As I pulled into a gas station and turned off the key and the news, I was struck at the intense contrast of where I was at that exact moment, and where they were.  I got out of my own car.  Swiped my debit card.  Filled up the tank of my personal car with fuel.   Got back in, turned on the key, drove to my home.  A nice house in the country of my birth, in a safe neighborhood where I live as citizen in freedom and security without fear.  My children are waiting for me there.  They are watching TV.  We sit on comfortable couches, eat dinner, use computers, talk, and go to bed in our comfortable beds.

This is utterly unfair.  It is unfair that I should have a home, and they should not.  It is unfair I should have freedom to go anywhere I want, and they do not.  That I can offer my children security, education and a future, and they cannot.  I did not do anything to deserve to be born in America any more than they did anything to deserve to be born in Syria.

I lay in bed, thinking about them.  What can I do to reconcile this sense of unfair contrast?  I care.  I pray.  I fall asleep.  I wake up this morning and wonder.  Are they still on the train?  I roll over on my Egyptian cotton sheets covering my pillow top mattress and reach for my iPhone to check the news.  They are, as far as I can tell.  I feel slightly too hot.  I go turn down the air conditioning, use my private bathroom, and return to my comfortable bed for a few more minutes.
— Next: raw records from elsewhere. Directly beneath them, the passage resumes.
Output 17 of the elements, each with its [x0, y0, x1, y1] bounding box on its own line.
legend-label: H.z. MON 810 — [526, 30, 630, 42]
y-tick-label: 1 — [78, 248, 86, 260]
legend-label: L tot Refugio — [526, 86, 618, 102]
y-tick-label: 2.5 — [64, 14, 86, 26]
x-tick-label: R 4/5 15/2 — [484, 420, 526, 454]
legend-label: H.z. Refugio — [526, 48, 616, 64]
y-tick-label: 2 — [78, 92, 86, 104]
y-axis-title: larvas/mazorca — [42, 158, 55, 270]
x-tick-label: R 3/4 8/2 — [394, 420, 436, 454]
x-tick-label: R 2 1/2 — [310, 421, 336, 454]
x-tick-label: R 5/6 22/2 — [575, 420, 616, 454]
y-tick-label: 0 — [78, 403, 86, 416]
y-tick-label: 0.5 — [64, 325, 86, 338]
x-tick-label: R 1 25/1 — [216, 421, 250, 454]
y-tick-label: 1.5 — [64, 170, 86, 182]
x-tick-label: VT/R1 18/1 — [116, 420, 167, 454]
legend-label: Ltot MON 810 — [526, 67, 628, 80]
I wonder if someday I will be in a disaster or a crisis like that and someone will be reading about me on the news.  What would I want from someone on the other side of the world completely unable to help?  

I would want them to know.  I would want them to care.  I would want them to pray.

I do all those things.  And I go back to sleep.

(I also wake up, do my research, and find that I can donate online to the refugee crisis through the reputable Samaritan's Purse.)